Изменить размер шрифта - +
Тотчас же после обеда Фридрих Адольфович попросил нянюшку занять его место около постели Юрика, а сам поспешил с двумя его братьями в лесной домик. Юрик остался с Ириной Степановной. Ему казалось очень скучным лежать в постели. Пока было еще светло, мальчик читал книжки, но когда понемногу стало смеркаться (августовские сумерки наступают рано), Юрик начал заметно тосковать.

— Скорее бы наши вернулись! — говорил он няне, поминутно вздыхая и ворочаясь в постели с боку на бок.

— Да рано еще, Юрушка, — отвечала та, — поди, еще и восьми часов нет.

— Даже и восьми нет! А иллюминация и фейерверк начнутся только в десять! — произнес печальным голосом мальчик.

— Кто ж виноват, что не пришлось и тебе повеселиться в гостях! Шалил бы поменьше, так и не болел бы зря-то! — заворчала на мальчика Ирина Степановна, которую после всех ее хлопот и забот по хозяйству так и тянуло уснуть где-нибудь хорошенько в уютном и теплом уголку.

— Ступай спать, нянечка, — предложил Юрик старушке.

— Ну, а ты один, што ли, останешься? — спросила та своим добродушным, ворчливым тоном.

— И я тоже усну. Наши не скоро еще вернутся, и я успею отлично выспаться до их приезда. Право, нянечка, ступай и ты.

— И ладно, — согласилась Ирина Степановна, — будь по-твоему, пойду и сосну маленечко. А что понадобится ежели, то ты мне постучи в стенку, слышишь? — и, перекрестив Юрика, старушка, охая и кряхтя, поплелась в свою комнату, находившуюся по соседству с детской.

Юрик поворочался с боку на бок в постели и вскоре уснул. Странные сны в этот вечер снились мальчику. То ему грезилось, что Фридрих Адольфович, одетый в нянин чепец и пеструю шаль, едет верхом на Буренке, а за ним, пятясь задом, ползет черный рак, тот самый, которого они засадили в табакерку; за раком ковыляет попка и кричит ему, Юрику, что-то сердитым голосом, мотая своей хохлатой головкой. Мальчику стало даже жарко во сне… Дыхание спирало в его груди, сердце стучало… Наконец Юрик сделал усилие и проснулся. Проснулся и обмер от неожиданности. В комнате было светло, как днем, и нестерпимо пахло дымом и гарью.

Юрик вскочил с постели и, как был, босой, в одной ночной рубашонке, подбежал к окну. Глухой крик ужаса сорвался с губ Юрика, и он едва удержался на ногах от испуга. Находящийся неподалеку от господского дома домик птичницы Аксиньи пылал, как свеча, со всех сторон охваченный пламенем.

— Пожар! — вихрем пронеслось в голове испуганного насмерть мальчика, и он заметался по комнате, хватая по пути одежду и набрасывая ее на себя.

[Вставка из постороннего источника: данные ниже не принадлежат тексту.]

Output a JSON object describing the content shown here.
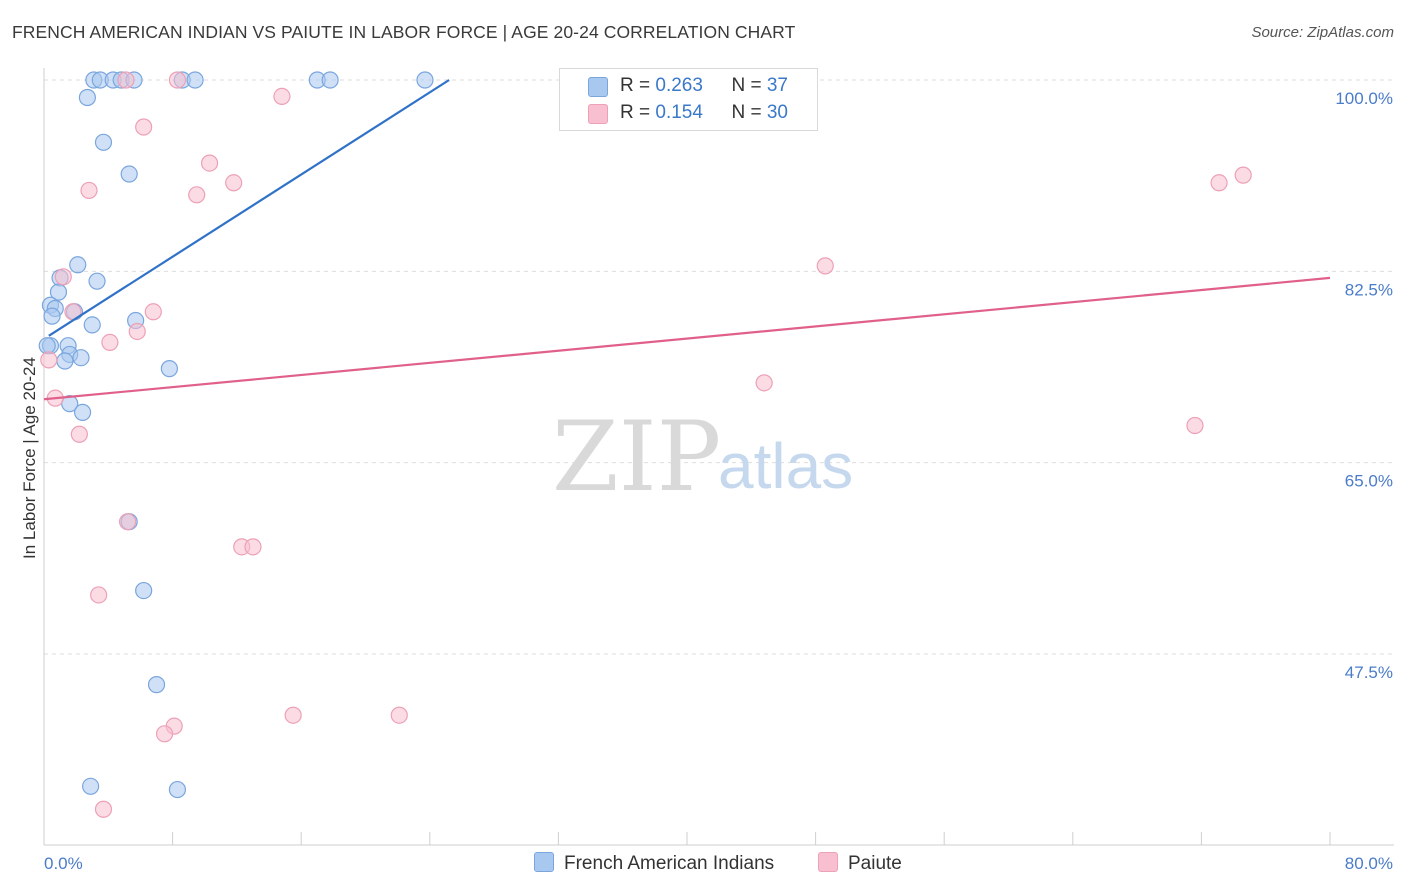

— Барчонок! Егор Егорыч! Егорушка! — послышался за окном чей-то дрожащий и испуганный голос, голос Митьки, стоявшего под окном и ярко освещенного пламенем. — Горим мы… сейчас проснулся это я, кругом-то дым… ого…. страсти! Как есть горим! Ой, ой, беда, беда-то!

— Митька! Ты это? — высовываясь в окно, спросил Юрик.

— Я! Я! Беда-то. Ахти, беда! Горим! Тетка со свечой на чердак пошла. Свечу оборонила в солому. Шасть и загорелось! Ой-ой-ой! сгорим, сгорим дотла, как ни на есть, право!

И Митька заревел в голос, вытирая слезы грязными кулачками.

— Надо позвать Савельича. Разбуди его или кучера! — приказал дрожащим голосом Юрик.

— Нет их! Кучер господ повез к лесничему и там остался, а приказчик только ночью из города вернется. На хуторе только мы, да бабы, да сторож. Я хотел за помощью в деревню скакать, да боюся, мне не поверят мужики-то! Што я им-то! Вот коли ты за ними съездишь, так они в одну минуту набегут и огонь затушат. Да болен ты, не сможешь!

— Не смогу хутор отстоять от огня, не смогу? — горячо возразил Юрка.